Six passengers aboard a JetBlue Airlines flight Monday from New York to Palm Beach, Florida, were evaluated by medics and two who were taken to a hospital for a burning sensation in their eyes after mechanical issues forced an emergency landing at Raleigh-Durham International Airport in North Carolina.

Wake County EMS spokesman Jeffrey Hammerstein confirmed the report Monday to the Associated Press and noted passengers reported both a burning sensation in their eyes and headaches. None of the medical issues were life-threatening.

Flight tracker Flightaware reported that the aircraft departed LaGuardia Airport in New York at 7:29 a.m. EDT. After being diverted to the North Carolina airport, the plane eventually landed at Palm Beach International Airport at 4:52 p.m. — more than six hours late to its destination.

JetBlue did not provide specifics of the incident. A representative for the New York-based company did not immediately return International Business Times’ request for comment.

There have been multiple reports of odors grounding JetBlue flights in recent months.

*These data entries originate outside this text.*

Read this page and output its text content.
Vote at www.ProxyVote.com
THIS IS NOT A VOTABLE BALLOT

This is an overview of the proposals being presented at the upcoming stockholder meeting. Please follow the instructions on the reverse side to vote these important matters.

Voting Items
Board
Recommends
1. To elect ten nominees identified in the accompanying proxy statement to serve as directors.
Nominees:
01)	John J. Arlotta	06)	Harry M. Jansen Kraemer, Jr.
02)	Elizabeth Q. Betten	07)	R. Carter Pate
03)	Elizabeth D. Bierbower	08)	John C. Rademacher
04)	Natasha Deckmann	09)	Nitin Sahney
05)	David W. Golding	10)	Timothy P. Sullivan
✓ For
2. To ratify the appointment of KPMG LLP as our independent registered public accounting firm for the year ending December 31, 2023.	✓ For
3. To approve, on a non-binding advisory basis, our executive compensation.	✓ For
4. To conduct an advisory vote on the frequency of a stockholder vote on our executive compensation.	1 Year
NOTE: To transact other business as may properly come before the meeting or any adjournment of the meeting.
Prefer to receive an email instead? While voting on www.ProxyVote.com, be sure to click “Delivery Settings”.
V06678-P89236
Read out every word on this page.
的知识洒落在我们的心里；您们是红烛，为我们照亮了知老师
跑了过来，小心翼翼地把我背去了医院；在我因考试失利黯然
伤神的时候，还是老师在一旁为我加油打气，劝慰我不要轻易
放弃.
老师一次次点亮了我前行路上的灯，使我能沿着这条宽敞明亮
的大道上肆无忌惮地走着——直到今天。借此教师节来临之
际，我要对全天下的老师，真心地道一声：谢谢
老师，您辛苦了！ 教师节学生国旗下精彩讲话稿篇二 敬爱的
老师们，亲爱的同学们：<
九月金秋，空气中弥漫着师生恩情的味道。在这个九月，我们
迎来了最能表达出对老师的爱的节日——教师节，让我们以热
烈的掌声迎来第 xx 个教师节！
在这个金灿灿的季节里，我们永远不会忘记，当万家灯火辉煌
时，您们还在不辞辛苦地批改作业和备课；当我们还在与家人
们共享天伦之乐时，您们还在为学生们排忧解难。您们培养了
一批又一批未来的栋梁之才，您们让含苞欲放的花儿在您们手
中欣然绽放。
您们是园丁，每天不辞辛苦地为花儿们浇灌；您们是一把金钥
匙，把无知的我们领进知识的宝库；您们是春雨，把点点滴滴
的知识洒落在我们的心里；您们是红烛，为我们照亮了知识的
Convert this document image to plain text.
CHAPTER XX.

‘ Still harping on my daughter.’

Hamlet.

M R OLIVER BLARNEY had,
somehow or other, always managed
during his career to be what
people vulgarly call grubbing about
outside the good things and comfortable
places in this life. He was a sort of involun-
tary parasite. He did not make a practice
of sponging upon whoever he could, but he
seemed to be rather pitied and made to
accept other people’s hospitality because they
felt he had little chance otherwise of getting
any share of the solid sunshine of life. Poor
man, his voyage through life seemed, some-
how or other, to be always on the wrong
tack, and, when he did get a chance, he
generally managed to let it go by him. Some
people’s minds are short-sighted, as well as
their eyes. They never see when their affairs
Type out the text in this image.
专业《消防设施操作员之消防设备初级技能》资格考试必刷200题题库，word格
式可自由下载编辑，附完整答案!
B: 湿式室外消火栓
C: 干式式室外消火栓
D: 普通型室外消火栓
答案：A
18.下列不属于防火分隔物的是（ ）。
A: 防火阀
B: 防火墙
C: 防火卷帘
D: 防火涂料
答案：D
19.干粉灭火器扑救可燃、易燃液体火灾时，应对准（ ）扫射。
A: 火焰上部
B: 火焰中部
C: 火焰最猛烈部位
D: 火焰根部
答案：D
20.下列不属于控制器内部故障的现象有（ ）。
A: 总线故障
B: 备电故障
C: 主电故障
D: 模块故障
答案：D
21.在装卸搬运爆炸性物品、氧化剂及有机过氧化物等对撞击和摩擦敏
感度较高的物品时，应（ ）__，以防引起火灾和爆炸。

On Aug. 16, two JetBlue crew members reportedly fell ill aboard a flight from Boston to Charleston, South Carolina. The carrier later told IBT that the source of the odor was nail polish.

Six days earlier, a JetBlue flight from Boston to San Diego was forced to make an emergency landing in Buffalo after a gasoline smell from the wing of the plane caused dizziness for the pilot and two flight attendants.

“They were saying that there was an incident on the plane where somebody was having a medical issue,” passenger Michael Feuerstein told Fox-affiliate WFXT in Boston. “People were having headaches on the plane. There were children. The smell could be smelled from the wings of the plane to the actual back of the plane.”

Feuerstein also said he saw “fluid leaking from an overhead baggage compartment,” according to reports.

A JetBlue spokesman said that the incident was under investigation.

In July, a JetBlue flight from John F. Kennedy Airport in New York to Buffalo was forced to make an air return to JFK shortly after takeoff due to an odor in the cockpit. In June, a JetBlue flight from Newark, New Jersey, to West Palm Beach, Florida, was forced to land in Atlantic City, New Jersey, after smoke filled the cockpit.